We have come so far in Israel in such a short amount of time; we have achieved so much. And while most people don't enjoy a Zionist take-away from a basketball game, I was left bursting with pride over what we manage to accomplish on a daily basis here. And in awe of what Zionism can look like. 

Sometimes, it looks like a basketball game on a regular Wednesday night.

Sunday, October 30, 2016

Lessons Learned at the Lone Tree

My two oldest boys go to school 45 minutes south of our house in a program that I’ve written about a few times called Sussya. It’s a magical place that places a great deal of emphasis on molding the boys into upstanding, thoughtful, generous people. At the same time, they teach the kids all about Jewish history and modern Zionism by exploring the Land.

This Friday, Yehuda’s weekly trip took them to Gush Etzion. So the evening before, each kid called his parents to tell them that the kids would be available to say hi for 15-20 minutes…and could we please bring some goodies. We’ve been doing this for two years already with Matan, so we know how to grab the moments when we get them and how to bring treats for the kids. But with Matan’s class, we have a Whatsapp group (of course) so that the parents who live in the Gush can coordinate what to bring and when.
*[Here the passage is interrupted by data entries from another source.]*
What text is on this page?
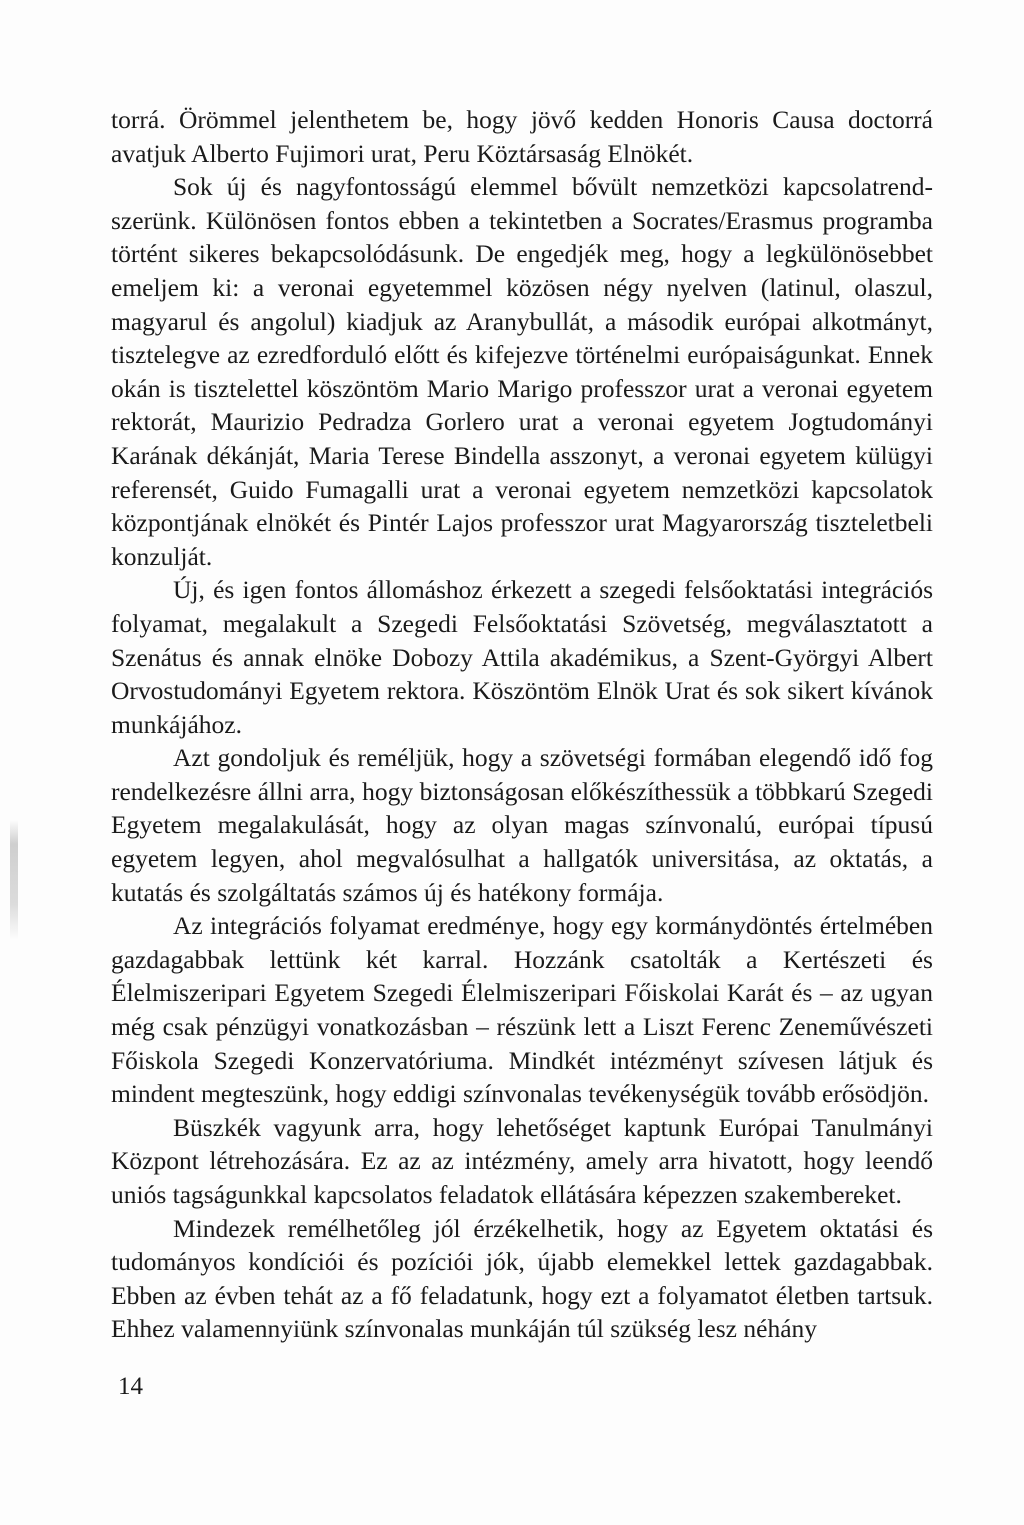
torrá. Örömmel jelenthetem be, hogy jövő kedden Honoris Causa doctorrá avatjuk Alberto Fujimori urat, Peru Köztársaság Elnökét.

Sok új és nagyfontosságú elemmel bővült nemzetközi kapcsolatrendszerünk. Különösen fontos ebben a tekintetben a Socrates/Erasmus programba történt sikeres bekapcsolódásunk. De engedjék meg, hogy a legkülönösebbet emeljem ki: a veronai egyetemmel közösen négy nyelven (latinul, olaszul, magyarul és angolul) kiadjuk az Aranybullát, a második európai alkotmányt, tisztelegve az ezredforduló előtt és kifejezve történelmi európaiságunkat. Ennek okán is tisztelettel köszöntöm Mario Marigo professzor urat a veronai egyetem rektorát, Maurizio Pedradza Gorlero urat a veronai egyetem Jogtudományi Karának dékánját, Maria Terese Bindella asszonyt, a veronai egyetem külügyi referensét, Guido Fumagalli urat a veronai egyetem nemzetközi kapcsolatok központjának elnökét és Pintér Lajos professzor urat Magyarország tiszteletbeli konzulját.

Új, és igen fontos állomáshoz érkezett a szegedi felsőoktatási integrációs folyamat, megalakult a Szegedi Felsőoktatási Szövetség, megválasztatott a Szenátus és annak elnöke Dobozy Attila akadémikus, a Szent-Györgyi Albert Orvostudományi Egyetem rektora. Köszöntöm Elnök Urat és sok sikert kívánok munkájához.

Azt gondoljuk és reméljük, hogy a szövetségi formában elegendő idő fog rendelkezésre állni arra, hogy biztonságosan előkészíthessük a többkarú Szegedi Egyetem megalakulását, hogy az olyan magas színvonalú, európai típusú egyetem legyen, ahol megvalósulhat a hallgatók universitása, az oktatás, a kutatás és szolgáltatás számos új és hatékony formája.

Az integrációs folyamat eredménye, hogy egy kormánydöntés értelmében gazdagabbak lettünk két karral. Hozzánk csatolták a Kertészeti és Élelmiszeripari Egyetem Szegedi Élelmiszeripari Főiskolai Karát és – az ugyan még csak pénzügyi vonatkozásban – részünk lett a Liszt Ferenc Zeneművészeti Főiskola Szegedi Konzervatóriuma. Mindkét intézményt szívesen látjuk és mindent megteszünk, hogy eddigi színvonalas tevékenységük tovább erősödjön.

Büszkék vagyunk arra, hogy lehetőséget kaptunk Európai Tanulmányi Központ létrehozására. Ez az az intézmény, amely arra hivatott, hogy leendő uniós tagságunkkal kapcsolatos feladatok ellátására képezzen szakembereket.

Mindezek remélhetőleg jól érzékelhetik, hogy az Egyetem oktatási és tudományos kondíciói és pozíciói jók, újabb elemekkel lettek gazdagabbak. Ebben az évben tehát az a fő feladatunk, hogy ezt a folyamatot életben tartsuk. Ehhez valamennyiünk színvonalas munkáján túl szükség lesz néhány

14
We don’t have such a group with the new ninth graders, so I was in the dark about how much to buy…and of what. I bought enough treats for each kid to have one pastry and a cup of juice, and I certainly hoped that other parents would be bringing more treats. 
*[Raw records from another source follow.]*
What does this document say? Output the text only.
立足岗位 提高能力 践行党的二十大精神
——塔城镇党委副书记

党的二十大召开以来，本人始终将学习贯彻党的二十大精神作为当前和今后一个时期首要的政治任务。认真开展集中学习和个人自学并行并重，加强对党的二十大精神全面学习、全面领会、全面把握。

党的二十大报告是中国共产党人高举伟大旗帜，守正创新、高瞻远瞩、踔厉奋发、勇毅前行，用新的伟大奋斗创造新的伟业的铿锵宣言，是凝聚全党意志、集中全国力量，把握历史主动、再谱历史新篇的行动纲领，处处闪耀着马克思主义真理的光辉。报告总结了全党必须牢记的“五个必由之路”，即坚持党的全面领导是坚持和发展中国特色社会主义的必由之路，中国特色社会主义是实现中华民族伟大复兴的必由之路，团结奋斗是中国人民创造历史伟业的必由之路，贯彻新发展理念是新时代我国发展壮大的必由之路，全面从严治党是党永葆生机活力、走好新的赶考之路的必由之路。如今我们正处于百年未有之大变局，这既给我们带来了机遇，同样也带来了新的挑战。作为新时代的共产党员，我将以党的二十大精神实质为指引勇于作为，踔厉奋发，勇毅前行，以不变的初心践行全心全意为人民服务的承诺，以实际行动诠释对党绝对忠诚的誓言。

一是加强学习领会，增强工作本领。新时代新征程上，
When we arrived, we were the first parents on the scene, and the kids quickly starting to gobble the goodies that we had brought. We were standing a bit away from the kids, talking to Yehuda’s teacher and I started to get nervous.

“Oy,” I said to Rav R. “I didn’t bring enough. And now the kids are going to be hungry.”

And in perfect fashion, he said, “No! It’s great that there isn’t enough."

I looked at him like he was crazy.

"Listen, Romi! This is how the kids learn to share. They look at the bourekas, and they realize there isn’t quite enough and they think about how to divide it up, and what to do. It’s perfect.”

As I stood there, obviously doubting what he was saying, Rav R. continued, “No really,” he said with a huge grin. “I love when there is only one candy left in the house and I give it to one of the kids. She has to look at it and figure out how to divide it with her sister. This is what life is all about.”

And then a few more parents showed up with goodies and he said, “See! They came just as the kids finished your treats. And now the new treats will taste even better to them since they had just a taste of yours. The timing is perfect.”

It’s incredibly humbling to be among people who have such good hearts and such positive attitudes. I notice a similar thought-process among many of the teachers in their school.

I have so many lessons to learn from an attitude like this one. And I can only marvel that these are the types of giants among whom, and from whom, I have my boys learning.

Lessons learned at the Lone Tree boureka stop.